Personal life
- Born: Abu Talib Muhammad ibn Ali al-Makki Early 3rd AH / 9th AD centuries Jibal, Abbasid Caliphate
- Died: 386 AH / 996 AD Baghdad, Abbasid Caliphate
- Main interest(s): Hadith, Sufism, Islamic Jurisprudence
- Notable idea: Ma'rifa (Knowledge of Hearts)
- Notable work: Qut al-Qulub (The Sustenance of Hearts)

Religious life
- Religion: Islam
- Denomination: Sufi
- Creed: Shafi'i

Senior posting
- Influenced by Abu Sa'id ibn al-Arabi, Junayd of Baghdad;
- Influenced Al-Ghazali;

= Abu Talib al-Makki =

Muslim scholar and mystic (died 996)

Abu Talib Muhammad ibn Ali al-Makki (أبو طالب المكي; died 386 AH/996 AD in Baghdad), was a hadith scholar, Shafi'i jurist, and Sufi mystic.

==Biography==
He was born in the Abbasid province of Jibal in the early 3rd AH / 9th AD centuries.
Al-Makki grew up in Mecca, where he was educated in hadith and the Qur’an by the city's traditionalist circles.

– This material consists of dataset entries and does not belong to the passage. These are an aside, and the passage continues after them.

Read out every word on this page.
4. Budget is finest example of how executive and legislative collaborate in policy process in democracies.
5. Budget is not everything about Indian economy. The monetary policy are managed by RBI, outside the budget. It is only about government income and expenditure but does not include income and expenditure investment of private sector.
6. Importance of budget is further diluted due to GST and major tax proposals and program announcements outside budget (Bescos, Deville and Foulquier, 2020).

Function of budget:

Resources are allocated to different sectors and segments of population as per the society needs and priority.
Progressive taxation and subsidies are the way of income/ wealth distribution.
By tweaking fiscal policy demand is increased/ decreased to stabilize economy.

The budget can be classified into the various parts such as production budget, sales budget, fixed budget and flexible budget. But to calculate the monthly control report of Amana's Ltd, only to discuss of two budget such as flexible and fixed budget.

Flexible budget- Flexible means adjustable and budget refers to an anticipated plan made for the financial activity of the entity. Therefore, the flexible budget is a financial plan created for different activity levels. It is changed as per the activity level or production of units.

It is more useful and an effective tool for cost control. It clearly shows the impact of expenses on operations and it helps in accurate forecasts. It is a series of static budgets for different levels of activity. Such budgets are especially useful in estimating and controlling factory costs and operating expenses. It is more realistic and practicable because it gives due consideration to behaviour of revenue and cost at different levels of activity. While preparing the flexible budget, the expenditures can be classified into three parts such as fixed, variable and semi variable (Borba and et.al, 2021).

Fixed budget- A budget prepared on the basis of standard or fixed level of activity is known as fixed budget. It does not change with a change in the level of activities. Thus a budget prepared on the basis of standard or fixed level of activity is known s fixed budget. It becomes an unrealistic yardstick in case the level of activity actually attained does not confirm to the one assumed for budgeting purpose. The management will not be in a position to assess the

Abu Sa’id ibn al-Arabi (d. 341 AH/952-3 AD), a student of the sober Sufi Mystic, Junayd of Baghdad, was one of Al-Makki's early traditionalist teachers.
Al-Makki moved to Basra in 341 AH, and continued his studies alongside various Sufis before seeking permanent refuge in Baghdad. Al-Makki remained an intense ascetic throughout his life, and was known in Baghdad for his strict dietary regimens. From an early age Makki was weary of “personal judgment and analogical reasoning,” and favored using weak hadith literature to support his interpretations of sacred texts when strong hadith failed. He had a son, Umar Ibn Muhammad ibn ‘Ali (d. 444/ 1053).

==The Sustenance of Hearts==
Al-Makki's most influential work, "Qut al-qulub fi mu'amalat al-mahbub wa wasf tariq al-murid ila maqam al-tawhid", or “The Sustenance of Hearts,” is a systematic exploration of Sufism and the ‘knowledge of hearts’. This knowledge, known as Ma'rifa, is accessible through inward and outward deeds of devotion to God. Al-Makki uses his intimate knowledge of hadith and the Qur'an to argue that Ma'rifa is the only true form of knowledge available to Muslims. In “The Sustenance of Hearts,” he interprets the Prophet's saying, “The quest for knowledge is a duty,” through the five pillars of Islam, as a divine assertion that the sciences of the heart have transcendent value. He outlines at length the elements of a wholly pious life- one informed by the sciences of the heart- and disparages the ‘knowledge of tongues.’ This refers to any form of knowledge that can be used for social and economic benefit. Al-Makki's focused attack on this form of knowledge was likely influenced by the careerism of religious specialities that accompanied Islam's expansion. In part because of his feelings towards the ‘knowledge of tongues’, Al-Makki has been compared to the early renunciants and People of The Blame. These severe ascetics disdained similarly selfish and innovative practitioners of Islam.
Al-Ghazali used this book as a source for some of the chapters of his magnum opus Ihya' 'Ulum al-Din (The Revival of the Religious Sciences).